The Sarbanes-Oxley Act and corporate governance compliance

Last reviewed: February 4, 2011 ~3 min read

SOX Case

This set of facts definitely presents significant problems for both XYZ and Big 4 when it comes to violations of the Sarbanes-Oxley Act of 2002. Though sections 302 and 402 of the legislation are often focused on by companies and individuals in terms of compliance (with the latter being especially bemoaned by many), this case actually involves more diverse and less-familiar parts of the legislation dealing with auditor independence, conflicts of interest, and corporate responsibility while at the same time touching (to a lesser degree) on issues of disclosure to investors and even potential fraud or other criminal behavior (H.R.3763.ENR 2002; Kuschnik 2008). Titles Two, Three, and Eight all have some bearing on the facts at hand, and specific provisions make it clear that certain of the actions and relationships taking place between members of XYZ and Big 4 are inappropriate for companies involved in an auditing relationship under Sarbanes-Oxley.
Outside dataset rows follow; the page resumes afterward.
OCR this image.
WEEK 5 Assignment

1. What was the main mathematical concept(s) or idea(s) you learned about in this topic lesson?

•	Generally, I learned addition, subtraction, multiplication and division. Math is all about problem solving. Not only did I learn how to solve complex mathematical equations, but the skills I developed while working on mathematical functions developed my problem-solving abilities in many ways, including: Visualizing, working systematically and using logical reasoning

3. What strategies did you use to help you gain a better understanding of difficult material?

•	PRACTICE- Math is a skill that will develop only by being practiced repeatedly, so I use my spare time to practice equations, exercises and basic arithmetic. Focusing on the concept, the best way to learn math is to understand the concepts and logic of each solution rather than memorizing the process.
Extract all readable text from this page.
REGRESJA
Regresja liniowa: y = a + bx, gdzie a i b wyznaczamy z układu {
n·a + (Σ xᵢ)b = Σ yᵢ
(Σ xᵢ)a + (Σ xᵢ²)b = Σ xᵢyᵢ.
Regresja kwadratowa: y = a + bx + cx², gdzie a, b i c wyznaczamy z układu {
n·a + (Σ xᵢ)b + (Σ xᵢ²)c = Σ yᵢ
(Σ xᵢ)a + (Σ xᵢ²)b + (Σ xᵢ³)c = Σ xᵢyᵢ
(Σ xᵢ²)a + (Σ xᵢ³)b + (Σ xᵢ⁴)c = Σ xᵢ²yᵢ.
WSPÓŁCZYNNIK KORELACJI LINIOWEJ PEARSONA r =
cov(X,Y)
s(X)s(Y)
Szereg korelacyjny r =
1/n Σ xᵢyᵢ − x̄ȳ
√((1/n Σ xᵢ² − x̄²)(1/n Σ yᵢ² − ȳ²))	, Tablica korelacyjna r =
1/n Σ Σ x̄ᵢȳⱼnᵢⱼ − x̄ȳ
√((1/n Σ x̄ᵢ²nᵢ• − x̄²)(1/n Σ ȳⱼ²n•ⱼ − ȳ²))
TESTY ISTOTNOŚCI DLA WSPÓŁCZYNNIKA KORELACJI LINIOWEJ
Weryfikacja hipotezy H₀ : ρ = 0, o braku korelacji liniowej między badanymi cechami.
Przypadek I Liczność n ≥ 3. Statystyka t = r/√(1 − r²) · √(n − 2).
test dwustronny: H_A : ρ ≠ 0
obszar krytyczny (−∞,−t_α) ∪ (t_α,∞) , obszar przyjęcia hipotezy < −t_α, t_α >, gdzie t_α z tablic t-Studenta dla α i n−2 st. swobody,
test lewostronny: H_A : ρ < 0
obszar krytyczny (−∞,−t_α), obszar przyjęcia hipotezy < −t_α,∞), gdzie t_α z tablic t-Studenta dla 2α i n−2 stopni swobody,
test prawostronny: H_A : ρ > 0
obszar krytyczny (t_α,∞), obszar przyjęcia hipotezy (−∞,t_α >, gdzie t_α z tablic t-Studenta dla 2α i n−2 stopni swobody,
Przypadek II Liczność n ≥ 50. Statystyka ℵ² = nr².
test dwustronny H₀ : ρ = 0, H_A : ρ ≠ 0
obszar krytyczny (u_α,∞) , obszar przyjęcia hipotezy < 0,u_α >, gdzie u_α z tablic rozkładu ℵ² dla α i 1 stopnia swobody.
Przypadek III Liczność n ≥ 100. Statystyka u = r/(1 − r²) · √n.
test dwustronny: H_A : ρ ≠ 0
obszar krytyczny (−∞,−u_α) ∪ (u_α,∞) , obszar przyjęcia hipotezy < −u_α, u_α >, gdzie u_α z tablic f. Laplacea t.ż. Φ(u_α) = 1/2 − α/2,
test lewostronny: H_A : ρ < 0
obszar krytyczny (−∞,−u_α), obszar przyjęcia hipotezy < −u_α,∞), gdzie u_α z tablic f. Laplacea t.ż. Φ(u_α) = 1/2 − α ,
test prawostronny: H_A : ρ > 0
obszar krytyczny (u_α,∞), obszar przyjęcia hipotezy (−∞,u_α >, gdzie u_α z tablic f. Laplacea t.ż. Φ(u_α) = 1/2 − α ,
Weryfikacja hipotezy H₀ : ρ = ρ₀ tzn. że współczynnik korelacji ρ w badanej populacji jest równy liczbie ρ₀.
The fact that Big 4 performs bookkeeping services for XYZ is in clear and direct violation of Section 201 of the Sarbanes-Oxely Act, which explicitly forbids the same public accounting firm or any individual associated with that firm from performing both bookkeeping and auditing duties for another corporation (H.R.3763.ENR 2002). This means that it is unlawful for Big 4 to act as the auditing entity for XYZ at all, rendering all actions taken by both Big 4 and XYZ to represent the audit as legal and compliant are false on their face, whether or not this is known to the specific individuals at all. Aside from the totality of the illegality here, however, there are several other violations of the legislation in the presented facts.

There are several other management and human resources functions mentioned in the facts of this case that are also in violation of Section 201 of the Sarbanes-Oxley Act (H.R.3763.ENR 2002). Washington's valuation of companies for XYZ could potentially be argued as not compromising Big 4's integrity in the audit according to the standards set forth by Sarbanes-Oxley, but the performance of background checks on prospective XYZ employees by Johnson, another partner at Big 4, is a clear performance of human resources duties, and this entanglement is explicitly forbidden by Section 201 (H.R.3763.ENR 2002). Then there are the obvious issues of dishonesty that are tantamount to fraud in some cases, and perhaps even qualify as fraud. Certainly, the i=outright attempt to persuade Smith to ignore certain material facts in his audit is in violation of Section 303, and if Smith carried through with this request he (and arguably anyone who asked him to falsify information, though this is not entirely clear in the Sarbanes-Oxley Act as written) would also be in violation of Section 802, which carries a potential prison sentence of up to twenty years as well as a fine (H.R.3763.ENR 2002).